You know, I’m convinced that when at last King Saul died, the only sound in that place was the sound of hissing.

Chapter Four: “The Voice from the Grave”

Samuel said to Saul: “Saul, why did you call me up?” and Saul said: “Samuel, I’m in big trouble. I need your help. The Lord has turned against me.” And Samuel said: “No, Saul, that’s not the problem. The problem is that you long since turned against the Lord.” And then Samuel went on to cite chapter and verse where Saul had rejected the word and the way and the will of Almighty God. And the spirit of Samuel said to Saul: “Saul, now it’s too late for you. Tomorrow you shall die.” Can that be true? What Samuel said? I mean, can it sometimes be too late for a person? The story of Saul says yes, it can. The story of Saul says it is possible to play with God until there comes a point where God is not willing to play anymore. The story of Saul says that those who refuse to hear the word of God ultimately hear another voice which says: “it’s too late. Tomorrow death will come.” That’s what happened to King Saul when he turned away from the Lord and turned instead to the witch of Endor. “Double, double toil and trouble, fire burn and cauldron bubble.”

I cannot leave it there. No, I dare not leave it there…Not as long as there is another voice from beyond the grave, the voice of Jesus Christ. Listen please to what He says. John 5:25: “Truly I say to you, the hour is coming, and now is when the dead shall hear the voice of the Son of God and those who hear shall live.” John 6:40: “it is the will of my Father, who is in heaven, that everyone who sees the Son of God and believes in Him shall have eternal life and I will raise him up.” John 11:25: “Because I live, you shall live also.” Revelation 1:18: “Fear not, I am the first and the last, I am the living one; behold once I was dead but now I am alive forevermore.” That is the voice of the risen Lord Jesus Christ. That is the voice which speaks of the victory which we can know in Him. That is the voice which has changed the world, and that is the voice which can change your life and mine.

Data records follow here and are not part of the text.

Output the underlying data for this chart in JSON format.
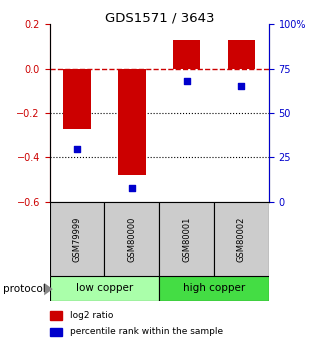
{
  "title": "GDS1571 / 3643",
  "samples": [
    "GSM79999",
    "GSM80000",
    "GSM80001",
    "GSM80002"
  ],
  "log2_ratios": [
    -0.27,
    -0.48,
    0.13,
    0.13
  ],
  "percentile_ranks": [
    30,
    8,
    68,
    65
  ],
  "ylim_left": [
    -0.6,
    0.2
  ],
  "ylim_right": [
    0,
    100
  ],
  "left_yticks": [
    -0.6,
    -0.4,
    -0.2,
    0.0,
    0.2
  ],
  "right_yticks": [
    0,
    25,
    50,
    75,
    100
  ],
  "right_yticklabels": [
    "0",
    "25",
    "50",
    "75",
    "100%"
  ],
  "bar_color": "#cc0000",
  "dot_color": "#0000cc",
  "dashed_line_color": "#cc0000",
  "groups": [
    {
      "label": "low copper",
      "samples": [
        0,
        1
      ],
      "color": "#aaffaa"
    },
    {
      "label": "high copper",
      "samples": [
        2,
        3
      ],
      "color": "#44dd44"
    }
  ],
  "protocol_label": "protocol",
  "legend_bar_label": "log2 ratio",
  "legend_dot_label": "percentile rank within the sample",
  "bg_color": "#ffffff",
  "sample_box_color": "#cccccc",
  "bar_width": 0.5
}
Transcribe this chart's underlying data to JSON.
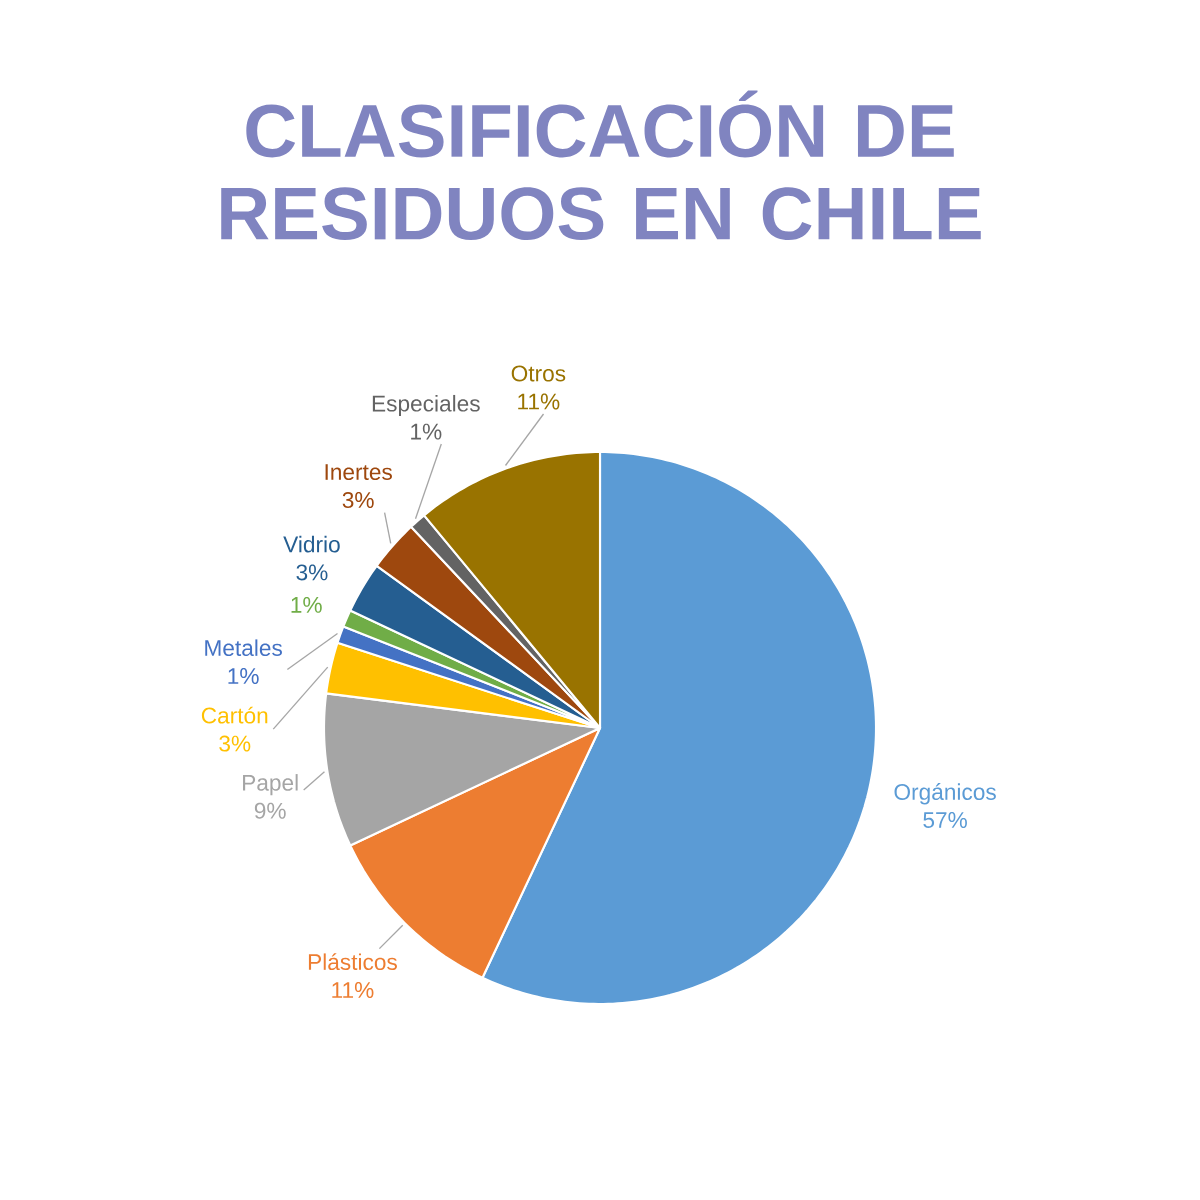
{
  "chart_data": {
    "type": "pie",
    "title": "CLASIFICACIÓN DE RESIDUOS EN CHILE",
    "categories": [
      "Orgánicos",
      "Plásticos",
      "Papel",
      "Cartón",
      "Metales",
      null,
      "Vidrio",
      "Inertes",
      "Especiales",
      "Otros"
    ],
    "values": [
      57,
      11,
      9,
      3,
      1,
      1,
      3,
      3,
      1,
      11
    ],
    "value_labels": [
      "57%",
      "11%",
      "9%",
      "3%",
      "1%",
      "1%",
      "3%",
      "3%",
      "1%",
      "11%"
    ],
    "colors": [
      "#5b9bd5",
      "#ed7d31",
      "#a5a5a5",
      "#ffc000",
      "#4472c4",
      "#70ad47",
      "#255e91",
      "#9e480e",
      "#636363",
      "#997300"
    ]
  }
}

So how about it, my beloved? If you have lived too long in the dark, don’t you think it’s about time you came to the light, the light of Jesus Christ? The Bible says: “Now is the day of salvation,” not tomorrow. Tomorrow is too late. Tomorrow was too late for Saul, tomorrow may be too late for you. The Bible says: “Now is the day of salvation,” not tomorrow—today. The Bible says: “Seek ye first the Lord, draw nigh to Him while He is close at hand.” Come to Jesus Christ today.

You know, if you were to do that today, it would be the happiest day of my life. More importantly, if you were to do that today, it would be the happiest day of your life.